The Twelve Days of Dash & Lily(35)
—
Our hour was up. We could hear the 2:37 Manhattan-bound train approaching in the far-off distance.
“Are you really moving up here?” I asked Mom.
“Still haven’t decided. But I admit I like it more than I expected. It’s hard commuting across Long Island just to be an untenured community college instructor teaching undergrads who need English credits but could care less about the great sonnets. I might like to be an unemployed poet up here instead.”
“But your family is in the city.”
“Dad wants to be here. That’s the risk I have to take. Choose him. Old people like us have these hard growth spurts, too.”
“But Grandpa!”
Mom sighed. “He’s gotten so obstinate. We all know the best place for him would be an assisted-living facility. Better quality of life for him.”
I gasped. “He’d be so mad if he heard you say that!”
“I know. That’s a big part of the problem. Not seeing that what’s best for him is what also would be better for everybody. He’s needing more care than we can reliably give him, despite how much we love him. We all stopped our lives after his fall, but at some point we have to choose to lead our own lives again, as painful as that choice will be.”
“Where will I go?”
“You can move up here and go to Dad’s school. Or you could live at Mrs. Basil E.’s and spend the summer with us. She’s offered. You’re a big girl now. You can figure it out. No one’s abandoning you, and everyone will do everything possible to make the situation work for you. Because that’s how awesome your family is, and why you should never ever again go missing from them.”
There was too much still to discuss, and about one minute left before I had to get out of the car to catch the train. So I focused on the important issue.
“Am I still grounded?”
“Yes.”
“Really?” I made a sad, Lily’s-falling-into-an-emotional-tailspin-again face.
“No. And don’t think I’m not aware of what you’re doing.”
“What’s that?”
“Lilymaid’s a-milking Mom’s sympathies for all she can. Now go home and get your Christmas on, finally. And tell Dash—”
I kissed her cheek. “Bye, Mom. Thank you. I love you.”
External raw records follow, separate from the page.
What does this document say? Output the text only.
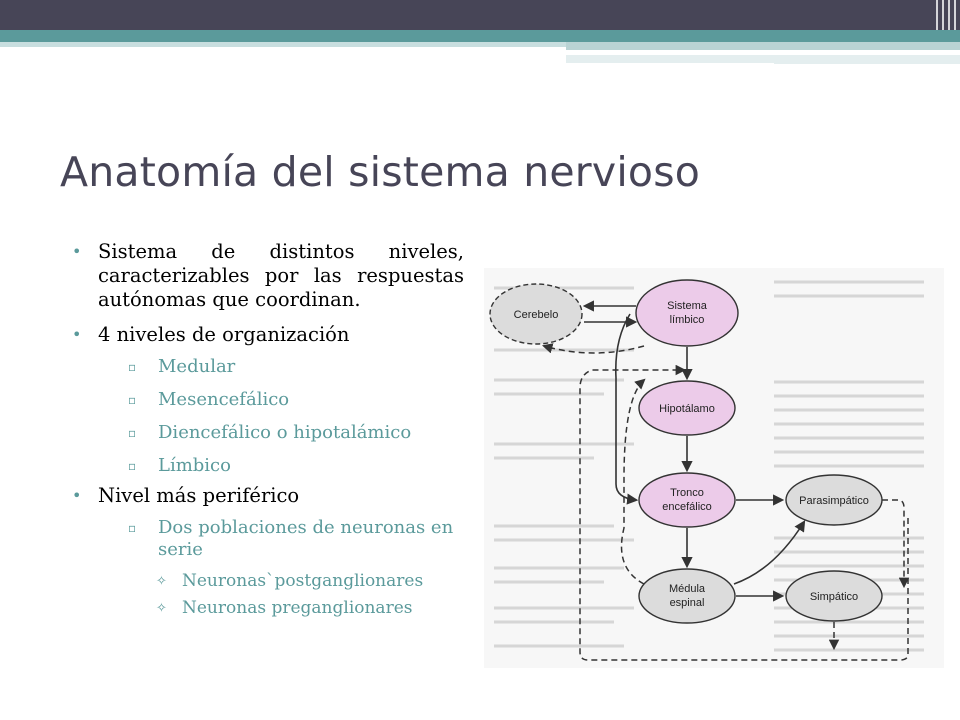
Anatomía del sistema nervioso
• Sistema de distintos niveles, caracterizables por las respuestas autónomas que coordinan.
• 4 niveles de organización
▫ Medular
▫ Mesencefálico
▫ Diencefálico o hipotalámico
▫ Límbico
• Nivel más periférico
▫ Dos poblaciones de neuronas en serie
✧ Neuronas`postganglionares
✧ Neuronas preganglionares
Cerebelo
Sistema
límbico
Hipotálamo
Tronco
encefálico	Parasimpático
Médula
espinal	Simpático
I dashed out of the car toward the train, to dash me home to Dash.
—
Once I got on the train, I turned on my phone again. My heart was ready to explode for everything I wanted to tell Dash. I was ungrounded, I had the apartment to myself, and I loved a boy.
The first text message I saw was from Dash. My heart leapt just at the sight of his name, and I thought of how brave I was going to be when I saw him next. Then my heart sank when I read his words. I try so hard to make you happy. But clearly I can’t. I don’t want to say you’re impossible to please. But you’re impossible to please. And since you can’t stop disappearing, I realized you’re right. We need a break.
Saturday, December 20th
I paused my texting, then continued.
That break will last exactly twenty-three hours. No longer. No less.
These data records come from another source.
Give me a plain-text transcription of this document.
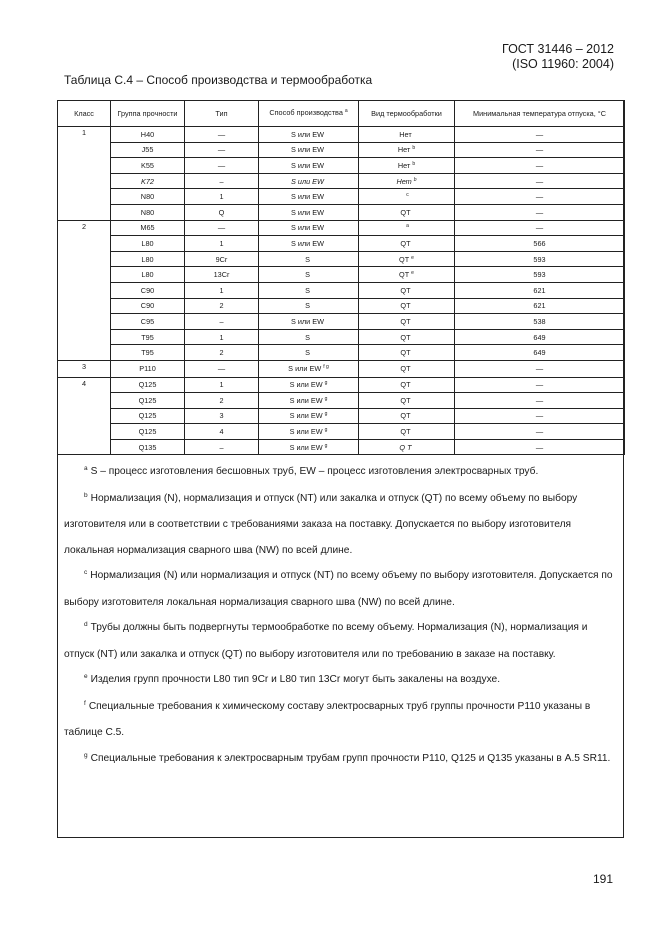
ГОСТ 31446 – 2012
(ISO 11960: 2004)
Таблица С.4 – Способ производства и термообработка
Класс	Группа прочности	Тип	Способ производства $^a$	Вид термообработки	Минимальная температура отпуска, °С
1	H40	—	S или EW	Нет	—
	J55	—	S или EW	Нет $^b$	—
	K55	—	S или EW	Нет $^b$	—
	K72	–	S или EW	Нет $^b$	—
	N80	1	S или EW	$^c$	—
	N80	Q	S или EW	QT	—
2	M65	—	S или EW	$^a$	—
	L80	1	S или EW	QT	566
	L80	9Cr	S	QT $^e$	593
	L80	13Cr	S	QT $^e$	593
	C90	1	S	QT	621
	C90	2	S	QT	621
	C95	–	S или EW	QT	538
	T95	1	S	QT	649
	T95	2	S	QT	649
3	P110	—	S или EW $^{f g}$	QT	—
4	Q125	1	S или EW $^g$	QT	—
	Q125	2	S или EW $^g$	QT	—
	Q125	3	S или EW $^g$	QT	—
	Q125	4	S или EW $^g$	QT	—
	Q135	–	S или EW $^g$	Q T	—

$^a$ S – процесс изготовления бесшовных труб, EW – процесс изготовления электросварных труб.

$^b$ Нормализация (N), нормализация и отпуск (NT) или закалка и отпуск (QT) по всему объему по выбору изготовителя или в соответствии с требованиями заказа на поставку. Допускается по выбору изготовителя локальная нормализация сварного шва (NW) по всей длине.

$^c$ Нормализация (N) или нормализация и отпуск (NT) по всему объему по выбору изготовителя. Допускается по выбору изготовителя локальная нормализация сварного шва (NW) по всей длине.

$^d$ Трубы должны быть подвергнуты термообработке по всему объему. Нормализация (N), нормализация и отпуск (NT) или закалка и отпуск (QT) по выбору изготовителя или по требованию в заказе на поставку.

$^e$ Изделия групп прочности L80 тип 9Cr и L80 тип 13Cr могут быть закалены на воздухе.

$^f$ Специальные требования к химическому составу электросварных труб группы прочности P110 указаны в таблице С.5.

$^g$ Специальные требования к электросварным трубам групп прочности P110, Q125 и Q135 указаны в А.5 SR11.

191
“Did I get the math right?” I asked Mrs. Basil E., showing her the phone.
“Yes. Now…the final touch.”
“But of course!”
Further instructions to follow, I typed.
SEND.
I waited to see if Lily would respond.
She did not.
“I really hope this works,” I said.
Mrs. Basil E. looked up at me from her settee, and it was clear she did not want me to be a regrettee.
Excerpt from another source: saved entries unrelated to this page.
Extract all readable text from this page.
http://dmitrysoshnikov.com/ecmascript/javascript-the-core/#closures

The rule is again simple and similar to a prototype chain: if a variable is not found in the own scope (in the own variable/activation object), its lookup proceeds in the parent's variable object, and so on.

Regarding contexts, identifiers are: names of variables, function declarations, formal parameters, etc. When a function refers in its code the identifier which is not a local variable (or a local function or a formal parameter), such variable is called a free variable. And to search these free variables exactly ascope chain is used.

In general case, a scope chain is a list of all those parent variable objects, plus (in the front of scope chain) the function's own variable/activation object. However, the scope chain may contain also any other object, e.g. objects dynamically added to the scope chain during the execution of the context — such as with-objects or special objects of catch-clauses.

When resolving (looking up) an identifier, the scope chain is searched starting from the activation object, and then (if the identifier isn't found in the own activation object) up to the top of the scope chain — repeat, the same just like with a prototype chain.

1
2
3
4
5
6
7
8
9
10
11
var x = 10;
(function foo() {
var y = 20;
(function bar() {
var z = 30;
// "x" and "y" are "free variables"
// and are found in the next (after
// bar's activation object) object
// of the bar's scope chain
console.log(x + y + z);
“You must give it your all. But please note where I put emphasis in that sentence. For your benefit, I shall repeat: You must give it your all.”
“But didn’t we just establish that she’s impossible to please?”
“People who want things to be perfect are always impossible to please. But that doesn’t mean we should stop trying. Even if their expectations aren’t correct, their instincts are. You won’t get everything right, Dash. Even Lily knows that. The trying is what matters.”
“It’s the thought that counts, then.”
“Ah, but have you ever tried counting thoughts? They are extraordinarily hard to wrangle.”
I would have sat back and sighed, but I was perched on a glorified footstool, so sitting back was not an option, and sighing only would have been labeled a melodramatic self-indulgence by my interlocutor.
Instead, I said, “I just feel like this is my last chance.” Which, once it was out of my mouth, also sounded like melodramatic self-indulgence…but also happened to be a bona fide truth.
“Here’s the thing about love,” Mrs. Basil E. replied. “You get a last chance. And then, when that doesn’t work, you make yourself another last chance. Then another. Then another. You keep going until your last chances run out.”
“But if there are many of them, doesn’t that mean that only the last one is actually—”
“I am not trying to make a grammatical point here,” Mrs. Basil E. hushed. “I am trying to make an emotional point. I don’t expect you to understand me on that level—you are but a romantic sapling. I am a sequoia, so you’d be well advised to listen to what I have to say.”